Two points in your post I want to add to:
– some servants do have servants: our ayah has a full time maid/cook/ayah of her own and I know others domestics who do as well;
– good care of domestics is not universal at all. Eventhough a lot of people are good employers, we hear numerous stories of maid sleeping on the kitchen floor, being beaten (or worse) by their bosses. A lot of domestics work also 6 or 7 days per week. There is some problem of child labor also and it is heartbreaking to see little ayahs sometimes of nearly the same age of the children they look after.
Last point, in a country like India, healthcare and employment insurance do not exist (1.2 billion people to take care of!!). So if people do not work, they die. A lot of domestics would not be able to feed their families if they did not get those jobs. In India, the middle class starts at $2,000 income per year!
[…] Pillars asks questions about having servants. One in particular, “Can you just have them do laps around the […]
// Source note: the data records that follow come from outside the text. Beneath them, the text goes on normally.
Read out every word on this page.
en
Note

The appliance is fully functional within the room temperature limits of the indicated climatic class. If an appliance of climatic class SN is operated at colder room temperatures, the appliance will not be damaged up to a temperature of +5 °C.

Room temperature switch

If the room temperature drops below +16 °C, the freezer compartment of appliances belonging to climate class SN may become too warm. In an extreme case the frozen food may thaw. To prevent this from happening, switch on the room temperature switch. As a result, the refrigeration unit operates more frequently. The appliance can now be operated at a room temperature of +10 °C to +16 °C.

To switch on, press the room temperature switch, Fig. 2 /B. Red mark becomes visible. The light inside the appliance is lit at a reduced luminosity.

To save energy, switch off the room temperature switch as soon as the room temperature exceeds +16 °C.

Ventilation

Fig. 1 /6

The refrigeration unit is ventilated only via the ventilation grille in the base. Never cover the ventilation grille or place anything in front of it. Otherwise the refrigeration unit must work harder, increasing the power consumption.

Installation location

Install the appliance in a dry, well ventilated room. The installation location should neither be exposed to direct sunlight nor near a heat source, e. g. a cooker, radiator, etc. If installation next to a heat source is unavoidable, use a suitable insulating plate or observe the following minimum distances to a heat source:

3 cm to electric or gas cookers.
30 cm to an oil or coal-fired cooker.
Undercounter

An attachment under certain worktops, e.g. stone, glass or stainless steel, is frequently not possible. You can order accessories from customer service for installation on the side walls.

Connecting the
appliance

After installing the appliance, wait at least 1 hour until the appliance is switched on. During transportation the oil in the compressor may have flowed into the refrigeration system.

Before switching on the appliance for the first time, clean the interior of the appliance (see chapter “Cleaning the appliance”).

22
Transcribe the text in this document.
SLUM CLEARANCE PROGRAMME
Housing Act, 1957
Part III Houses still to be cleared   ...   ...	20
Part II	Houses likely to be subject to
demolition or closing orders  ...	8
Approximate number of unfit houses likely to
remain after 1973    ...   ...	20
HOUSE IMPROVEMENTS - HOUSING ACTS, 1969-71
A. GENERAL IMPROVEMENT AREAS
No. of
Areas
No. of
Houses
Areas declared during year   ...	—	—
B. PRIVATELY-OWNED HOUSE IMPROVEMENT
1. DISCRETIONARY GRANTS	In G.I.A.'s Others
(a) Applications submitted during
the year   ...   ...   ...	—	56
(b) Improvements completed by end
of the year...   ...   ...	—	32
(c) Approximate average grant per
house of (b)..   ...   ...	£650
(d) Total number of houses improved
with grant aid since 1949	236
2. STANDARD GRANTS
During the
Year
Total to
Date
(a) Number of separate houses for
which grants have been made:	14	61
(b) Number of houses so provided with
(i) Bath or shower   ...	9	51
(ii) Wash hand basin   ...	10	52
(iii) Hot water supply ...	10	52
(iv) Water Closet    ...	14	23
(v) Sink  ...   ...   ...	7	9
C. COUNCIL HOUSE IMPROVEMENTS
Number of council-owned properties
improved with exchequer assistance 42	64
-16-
Canadianinindia: Thanks for the insights!
The popular trend in my neck of the woods is a nanny… aka servant. They often work to ship money back home.
i am east african and when i was small we had them(they are not called servants in the neck of my woods but maids). it was nice having all the work done for me because i do not like doing housework and stuff. and truth be told there is nothing even remotely glamorous about having a maid since they are not even that well paid
We lived in Brazil for several years, and while there, had a cook, a live-in maid, and a gardener/driver. The servant-family thing is a two-way street: they’re hardly helpless, have civil rights… One thing people have to remember is that–they know pretty much everything about the family they work for after a while! Be an asshole to your servant, perpare to have the entire neighborhood know everything about you. Even if they have to make it up! Our cook once told me she was avoiding the woman who worked for the family next door, because that woman was mad at the family and would talk her ear off about the family. And when I asked her about the details, she was like “no, I’m not one of those who gossips. I might get back to them and I might need a job from them someday.” She also had servants, herself–she was a widow with two kids and had a cousin she paid to look after them and a guy who took care of her (vegetable) garden.
One thing about servants not “being able” to learn to use modern appliances–you’ve got to remember, it’s not in their best interest! Servants started disappearing from Europe and North America because of “labor-saving devices”. It’s job security not to “now know how” to use a washing machine.